We are characterizing a number of ego (enhancer of
glp-1) genes at the molecular level. Two genes,
ego-1 (Qiao et al. 1995) and
ego-6 (J. Spoerke, M. Klein, and E. Maine, unpublished), map between
goa-1 and
gld-1 (most likely to the right of
lrp-1) and show intergenic non-complementation (i.e.,
ego-6 +/ +
ego-1 animals are mutant). The only genetic evidence to suggest that
ego-6 and
ego-1 are different genes is deficiency mapping data; two independently derived chromosomal deficiencies, nDf25 and mnDf111, uncover
ego-1 alleles (
om18,
om71) but not
ego-6 alleles (
om54,
om58,
om84,
om96,
om97,
om119).
ego-6 mutations cause a variety of germline defects including enhancement of
glp-1(ts) and
lag-1(ts), premature onset of meiosis, slow progression through the early meiotic "transition zone", and various gametogenesis defects.

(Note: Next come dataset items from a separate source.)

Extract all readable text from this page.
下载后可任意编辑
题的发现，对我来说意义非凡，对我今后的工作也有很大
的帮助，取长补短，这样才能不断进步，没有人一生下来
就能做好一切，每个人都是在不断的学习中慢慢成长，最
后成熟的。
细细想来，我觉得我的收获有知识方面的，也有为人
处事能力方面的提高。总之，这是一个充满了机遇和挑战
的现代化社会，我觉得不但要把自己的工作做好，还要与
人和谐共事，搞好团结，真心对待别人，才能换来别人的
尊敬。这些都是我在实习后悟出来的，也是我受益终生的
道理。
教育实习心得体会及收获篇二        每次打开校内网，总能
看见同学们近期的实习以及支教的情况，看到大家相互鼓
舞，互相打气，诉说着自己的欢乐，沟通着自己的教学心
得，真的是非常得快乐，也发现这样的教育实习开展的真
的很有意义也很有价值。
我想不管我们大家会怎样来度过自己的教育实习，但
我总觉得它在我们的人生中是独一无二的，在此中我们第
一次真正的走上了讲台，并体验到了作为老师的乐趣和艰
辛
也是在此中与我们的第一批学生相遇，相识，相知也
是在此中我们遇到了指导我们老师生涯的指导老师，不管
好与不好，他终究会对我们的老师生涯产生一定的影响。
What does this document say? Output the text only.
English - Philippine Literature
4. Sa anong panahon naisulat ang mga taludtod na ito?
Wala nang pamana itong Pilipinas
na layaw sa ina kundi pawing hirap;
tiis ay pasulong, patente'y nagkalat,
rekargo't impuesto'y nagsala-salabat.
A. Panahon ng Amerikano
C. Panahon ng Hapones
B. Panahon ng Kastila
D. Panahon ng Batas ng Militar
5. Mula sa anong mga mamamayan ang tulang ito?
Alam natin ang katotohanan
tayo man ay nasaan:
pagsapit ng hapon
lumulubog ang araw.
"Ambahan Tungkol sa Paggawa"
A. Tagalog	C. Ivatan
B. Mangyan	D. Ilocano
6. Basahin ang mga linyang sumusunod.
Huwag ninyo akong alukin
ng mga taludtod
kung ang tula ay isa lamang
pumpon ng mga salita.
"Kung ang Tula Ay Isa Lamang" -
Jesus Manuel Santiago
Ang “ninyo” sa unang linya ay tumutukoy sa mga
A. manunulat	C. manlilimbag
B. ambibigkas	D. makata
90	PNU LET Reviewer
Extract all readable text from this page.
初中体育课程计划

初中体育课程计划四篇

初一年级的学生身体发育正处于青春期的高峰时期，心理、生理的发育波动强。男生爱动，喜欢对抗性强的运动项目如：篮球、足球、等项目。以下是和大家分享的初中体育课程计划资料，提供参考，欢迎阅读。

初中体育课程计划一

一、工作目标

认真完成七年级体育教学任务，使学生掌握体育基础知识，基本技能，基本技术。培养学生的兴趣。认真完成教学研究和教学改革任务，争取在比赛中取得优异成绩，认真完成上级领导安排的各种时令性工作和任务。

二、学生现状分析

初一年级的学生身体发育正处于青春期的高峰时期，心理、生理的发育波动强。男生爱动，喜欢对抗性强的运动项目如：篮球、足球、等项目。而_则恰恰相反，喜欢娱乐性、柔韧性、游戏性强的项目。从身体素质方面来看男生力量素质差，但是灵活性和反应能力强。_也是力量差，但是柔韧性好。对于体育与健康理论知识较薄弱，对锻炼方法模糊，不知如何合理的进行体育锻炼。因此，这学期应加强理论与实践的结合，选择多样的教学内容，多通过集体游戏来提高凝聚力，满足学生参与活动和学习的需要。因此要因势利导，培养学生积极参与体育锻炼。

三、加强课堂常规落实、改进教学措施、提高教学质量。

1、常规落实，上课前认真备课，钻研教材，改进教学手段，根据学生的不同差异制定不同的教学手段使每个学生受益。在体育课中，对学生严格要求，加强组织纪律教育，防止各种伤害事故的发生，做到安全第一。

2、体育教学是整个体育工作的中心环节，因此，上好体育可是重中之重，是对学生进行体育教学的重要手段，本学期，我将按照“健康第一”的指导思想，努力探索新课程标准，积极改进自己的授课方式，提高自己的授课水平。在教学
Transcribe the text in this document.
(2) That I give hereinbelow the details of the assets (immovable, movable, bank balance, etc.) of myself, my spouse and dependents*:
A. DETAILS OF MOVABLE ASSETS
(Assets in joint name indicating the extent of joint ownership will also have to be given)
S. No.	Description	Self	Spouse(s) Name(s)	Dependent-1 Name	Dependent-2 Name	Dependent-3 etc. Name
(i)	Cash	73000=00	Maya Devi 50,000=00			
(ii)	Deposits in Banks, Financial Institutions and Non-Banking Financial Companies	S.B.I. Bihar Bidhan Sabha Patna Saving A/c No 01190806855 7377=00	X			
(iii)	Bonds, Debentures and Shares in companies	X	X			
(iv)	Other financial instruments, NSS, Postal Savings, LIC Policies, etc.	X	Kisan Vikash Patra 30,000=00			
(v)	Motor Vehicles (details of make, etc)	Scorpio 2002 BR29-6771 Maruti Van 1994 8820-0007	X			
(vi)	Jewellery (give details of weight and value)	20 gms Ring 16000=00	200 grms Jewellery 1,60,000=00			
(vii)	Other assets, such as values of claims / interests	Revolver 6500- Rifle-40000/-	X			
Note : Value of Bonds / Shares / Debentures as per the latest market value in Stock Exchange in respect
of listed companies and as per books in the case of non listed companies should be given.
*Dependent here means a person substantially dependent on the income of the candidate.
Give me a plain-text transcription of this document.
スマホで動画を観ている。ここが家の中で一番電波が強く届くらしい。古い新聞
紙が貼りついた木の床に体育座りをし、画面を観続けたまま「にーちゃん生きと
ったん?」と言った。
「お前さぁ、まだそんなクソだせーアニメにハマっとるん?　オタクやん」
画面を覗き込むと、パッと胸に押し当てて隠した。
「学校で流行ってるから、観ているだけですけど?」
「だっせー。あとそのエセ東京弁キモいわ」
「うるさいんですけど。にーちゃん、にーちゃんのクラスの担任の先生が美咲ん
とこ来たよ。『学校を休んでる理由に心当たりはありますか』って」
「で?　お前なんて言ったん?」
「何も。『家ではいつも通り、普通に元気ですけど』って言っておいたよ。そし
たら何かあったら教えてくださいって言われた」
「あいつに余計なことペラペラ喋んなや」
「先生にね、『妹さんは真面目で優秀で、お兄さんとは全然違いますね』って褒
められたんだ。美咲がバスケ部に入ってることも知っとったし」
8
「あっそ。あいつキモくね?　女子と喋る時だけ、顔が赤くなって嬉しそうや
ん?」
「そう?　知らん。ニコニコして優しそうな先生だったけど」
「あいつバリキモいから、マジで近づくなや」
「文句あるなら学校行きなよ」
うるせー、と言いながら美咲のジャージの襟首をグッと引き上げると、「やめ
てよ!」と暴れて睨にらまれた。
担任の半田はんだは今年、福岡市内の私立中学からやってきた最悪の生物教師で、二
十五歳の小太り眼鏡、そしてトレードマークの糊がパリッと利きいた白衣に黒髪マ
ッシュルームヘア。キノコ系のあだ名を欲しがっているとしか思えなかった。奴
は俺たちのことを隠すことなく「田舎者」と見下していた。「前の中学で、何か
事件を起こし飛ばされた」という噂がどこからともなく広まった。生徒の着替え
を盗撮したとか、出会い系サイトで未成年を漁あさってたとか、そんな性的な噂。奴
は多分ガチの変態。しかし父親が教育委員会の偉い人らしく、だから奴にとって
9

ego-1 mutations cause a similar, but not identical, phenotype.
ego-6 +/ +
ego-1 transheterozygotes resemble
ego-6 mutants. To determine whether
ego-6 and
ego-1 indeed are different genes and to better understand their role(s) in germline development, we have begun molecular studies. Using cosmids spanning the
goa-1 to
gld-1 region, we looked for DNA rearrangements associated with
ego-6 alleles. Using cosmid F26A3 as a probe, we detected a deletion of ~300 bp associated with the UV-induced
ego-6(
om84) allele. It maps to the vicinity of the predicted transcription unit, "F26A3.3". F26A3 was not able to detect polymorphisms in any other
ego-6 mutants and none of the other cosmids detected RFLPs in any of the
ego-6 mutants. Earlier studies using cosmids spanning the
lrp-1 to
gld-1 region failed to detect any polymorphisms associated with
ego-1 mutations (S. Stacey and E. Maine, unpublished data). We isolated and sequenced cDNAs spanning the F26A3.3 region and carried out RNA blots with several subfragments of F26A3 as probes. The GeneFinder prediction for this region was fairly accurate, but the large predicted transcript, F26A3.3, actually turned out to encode two independent genes. Interestingly, the two genes are structurally related and encode "novel" proteins that are ~58% identical at the amino acid level (as predicted from cDNA sequences). Based on our studies, the
om84 deletion interrupts the coding region of the upstream gene; we presume that this gene is
ego-6. C. elegans appears to contain at least one other relative based on GeneFinder predictions; a loosely related gene is predicted by the S. pombe genome project. In-progess experiments aim to (1) confirm the identity of
ego-6, (2) investigate whether
ego-6 or the downstream, related gene might be
ego-1, and (3) examine the tissue-specificity of
ego-6 expression. To examine question (1), we are amplifying and sequencing the putative
ego-6 gene from other
ego-6 mutant strains. We are also sequencing
om84 to determine whether the deletion shifts the open reading frame (if so,
om84 is likely a null allele). To investigate question (2), we are amplifying the putative
ego-6 gene and its downstream relative from
ego-1 mutant strains to determine if either gene contains mutations associated with the
ego-1 alleles. If
ego-6 and
ego-1 are identical, then the upstream gene should contain (a) mutation(s). Alternatively, if
ego-6 and
ego-1 are different genes, then it is possible that the duplicated gene is
ego-1; if so, then the downstream gene should contain (a) mutation(s). To investigate question (3), we are examining
glp-4(
bn2ts) mutants (raised at 25 C) for the presence of
ego-6 RNA. Based on its mutant phenotype, we suspect that
ego-6 might be expressed specifically in the germ line.
glp-4(
bn2ts) mutants have very small germ lines, and have been widely used to assay for germline-specific (or -enriched) expression of a variety of genes. Results of these three lines of investigation will be presented at the meeting.